When I previously showed you how to carve stamps it was a pretty simplistic design so I was able to get away with a super low-tech method for transferring the design to the rubber. But what if you have a more complicated design that you want to transfer precisely?
With an inkjet printer and some freezer paper you can easily and accurately transfer your image onto your carving medium!
Here’s what you’ll need:
- Your design
- Inkjet printer
- Freezer paper
- Regular printer paper
- Carving rubber for stamps
- Carving tools
This stamp is going to be a cute little squirrel that I’ve designed for my son. (It’s kind of a long story that I’ll get into more when I have the whole project finished.) I started by printing my design on plain printer paper so I knew where to place the freezer paper.

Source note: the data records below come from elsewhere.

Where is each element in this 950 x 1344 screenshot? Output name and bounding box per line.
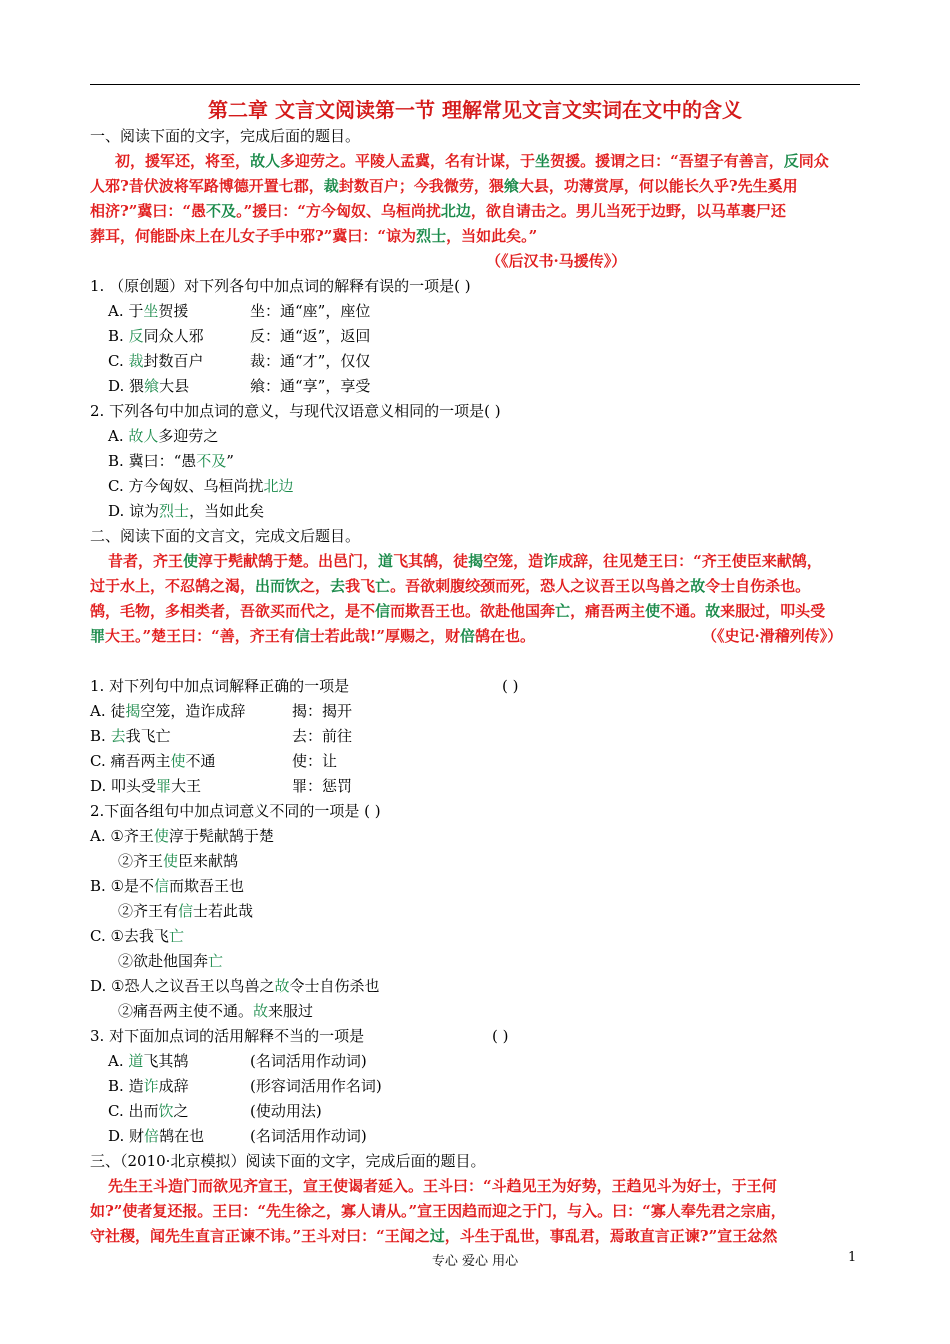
section3-passage-line2: 如?”使者复还报。王曰：“先生徐之，寡人请从。”宣王因趋而迎之于门，与入。曰：“寡人奉先君之宗庙， (90, 1202, 786, 1220)
s2-q2-option-c1: C. ①去我飞亡 (90, 927, 184, 945)
s1-question1: 1. （原创题）对下列各句中加点词的解释有误的一项是( ) (90, 277, 471, 295)
section2-passage-line1: 昔者，齐王使淳于髡献鹄于楚。出邑门，道飞其鹄，徒揭空笼，造诈成辞，往见楚王曰：“齐王使臣来献鹄， (108, 552, 822, 570)
s2-q3-option-a: A. 道飞其鹄 (名词活用作动词) (108, 1052, 367, 1070)
section1-passage-line4: 葬耳，何能卧床上在儿女子手中邪?”冀曰：“谅为烈士，当如此矣。” (90, 227, 538, 245)
s1-q1-option-c: C. 裁封数百户 裁：通“才”，仅仅 (108, 352, 371, 370)
s1-q1-option-a: A. 于坐贺援 坐：通“座”，座位 (108, 302, 371, 320)
section2-heading: 二、阅读下面的文言文，完成文后题目。 (90, 527, 361, 545)
section1-heading: 一、阅读下面的文字，完成后面的题目。 (90, 127, 361, 145)
s2-q2-option-c2: ②欲赴他国奔亡 (118, 952, 224, 970)
s1-q1-option-d: D. 猥飨大县 飨：通“享”，享受 (108, 377, 371, 395)
section3-heading: 三、（2010·北京模拟）阅读下面的文字，完成后面的题目。 (90, 1152, 486, 1170)
section1-passage-line3: 相济?”冀曰：“愚不及。”援曰：“方今匈奴、乌桓尚扰北边，欲自请击之。男儿当死于边野，以马革裹尸还 (90, 202, 786, 220)
section2-passage-line4: 罪大王。”楚王曰：“善，齐王有信士若此哉!”厚赐之，财倍鹄在也。 （《史记·滑稽列传》） (90, 627, 843, 645)
s2-q1-option-b: B. 去我飞亡 去：前往 (90, 727, 353, 745)
page-number: 1 (848, 1250, 857, 1265)
section3-passage-line1: 先生王斗造门而欲见齐宣王，宣王使谒者延入。王斗曰：“斗趋见王为好势，王趋见斗为好士，于王何 (108, 1177, 777, 1195)
s2-q2-option-d1: D. ①恐人之议吾王以鸟兽之故令士自伤杀也 (90, 977, 380, 995)
s2-q1-option-d: D. 叩头受罪大王 罪：惩罚 (90, 777, 353, 795)
page-footer: 专心 爱心 用心 (431, 1254, 519, 1269)
s2-q3-option-c: C. 出而饮之 (使动用法) (108, 1102, 322, 1120)
s2-q1-option-c: C. 痛吾两主使不通 使：让 (90, 752, 338, 770)
s1-q1-option-b: B. 反同众人邪 反：通“返”，返回 (108, 327, 371, 345)
s2-q3-option-d: D. 财倍鹄在也 (名词活用作动词) (108, 1127, 367, 1145)
s2-question1: 1. 对下列句中加点词解释正确的一项是 ( ) (90, 677, 519, 695)
s2-question3: 3. 对下面加点词的活用解释不当的一项是 ( ) (90, 1027, 509, 1045)
section3-passage-line3: 守社稷，闻先生直言正谏不讳。”王斗对曰：“王闻之过，斗生于乱世，事乱君，焉敢直言正谏?”宣王忿然 (90, 1227, 778, 1245)
s1-question2: 2. 下列各句中加点词的意义，与现代汉语意义相同的一项是( ) (90, 402, 501, 420)
s2-q2-option-a1: A. ①齐王使淳于髡献鹄于楚 (90, 827, 274, 845)
header-rule (90, 84, 860, 85)
s2-q2-option-d2: ②痛吾两主使不通。故来服过 (118, 1002, 314, 1020)
section1-passage-line2: 人邪?昔伏波将军路博德开置七郡，裁封数百户；今我微劳，猥飨大县，功薄赏厚，何以能长久乎?先生奚用 (90, 177, 798, 195)
section2-passage-line2: 过于水上，不忍鹄之渴，出而饮之，去我飞亡。吾欲刺腹绞颈而死，恐人之议吾王以鸟兽之故令士自伤杀也。 (90, 577, 811, 595)
s1-q2-option-a: A. 故人多迎劳之 (108, 427, 219, 445)
section2-source: （《史记·滑稽列传》） (702, 627, 843, 645)
section2-passage-line3: 鹄，毛物，多相类者，吾欲买而代之，是不信而欺吾王也。欲赴他国奔亡，痛吾两主使不通。故来服过，叩头受 (90, 602, 826, 620)
s2-q2-option-b1: B. ①是不信而欺吾王也 (90, 877, 245, 895)
page-title: 第二章 文言文阅读第一节 理解常见文言文实词在文中的含义 (208, 98, 742, 122)
s1-q2-option-d: D. 谅为烈士，当如此矣 (108, 502, 265, 520)
s2-q1-option-a: A. 徒揭空笼，造诈成辞 揭：揭开 (90, 702, 353, 720)
section1-passage-line1: 初，援军还，将至，故人多迎劳之。平陵人孟冀，名有计谋，于坐贺援。援谓之曰：“吾望子有善言，反同众 (115, 152, 829, 170)
s2-question2: 2.下面各组句中加点词意义不同的一项是 ( ) (90, 802, 381, 820)
s2-q3-option-b: B. 造诈成辞 (形容词活用作名词) (108, 1077, 382, 1095)
s2-q2-option-a2: ②齐王使臣来献鹄 (118, 852, 239, 870)
s2-q2-option-b2: ②齐王有信士若此哉 (118, 902, 254, 920)
s1-q2-option-b: B. 冀曰：“愚不及” (108, 452, 234, 470)
s1-q2-option-c: C. 方今匈奴、乌桓尚扰北边 (108, 477, 294, 495)
section1-source: （《后汉书·马援传》） (486, 252, 627, 270)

If you’re using words you don’t need to worry about mirroring your design because with this method the original design ends up looking the same as your finished print!
Since those rolls of freezer paper are so prone to curling, after cutting out an appropriately sized piece I taped it to the normal printer paper shiny side up over my previously printed page. This will keep it relatively flat as it goes through the printer.
Make sure you place it in the printer oriented so that the it’ll print on the freezer paper side! With my printer that means face down. (I swear I always seem to forget which way it’s supposed to be when I print out pictures!) Use your normal print settings as if you were printing on plain paper.
Here’s what it looked like after it went through the printer.
Be very careful not to touch the printed area! It will smudge.
Press the ink to the carving rubber. Do this part carefully – you only get one chance. Once you press the ink to the rubber you aren’t going to be able to adjust it without seriously smudging up your design. Sometimes it helps to start at one edge and press or roll the paper so you don’t end up with it making a big lump in the middle.
Using the edge of a card, rub the back of the freezer paper and transfer the ink onto the carving block.
Carefully peel up the freezer paper. Here’s what mine looked like compared to the original print:
Now you can start carving! Just be aware that the ink on the rubber stays a bit wet and can smudge, so be careful not to touch it as you carve or you can rub off your design.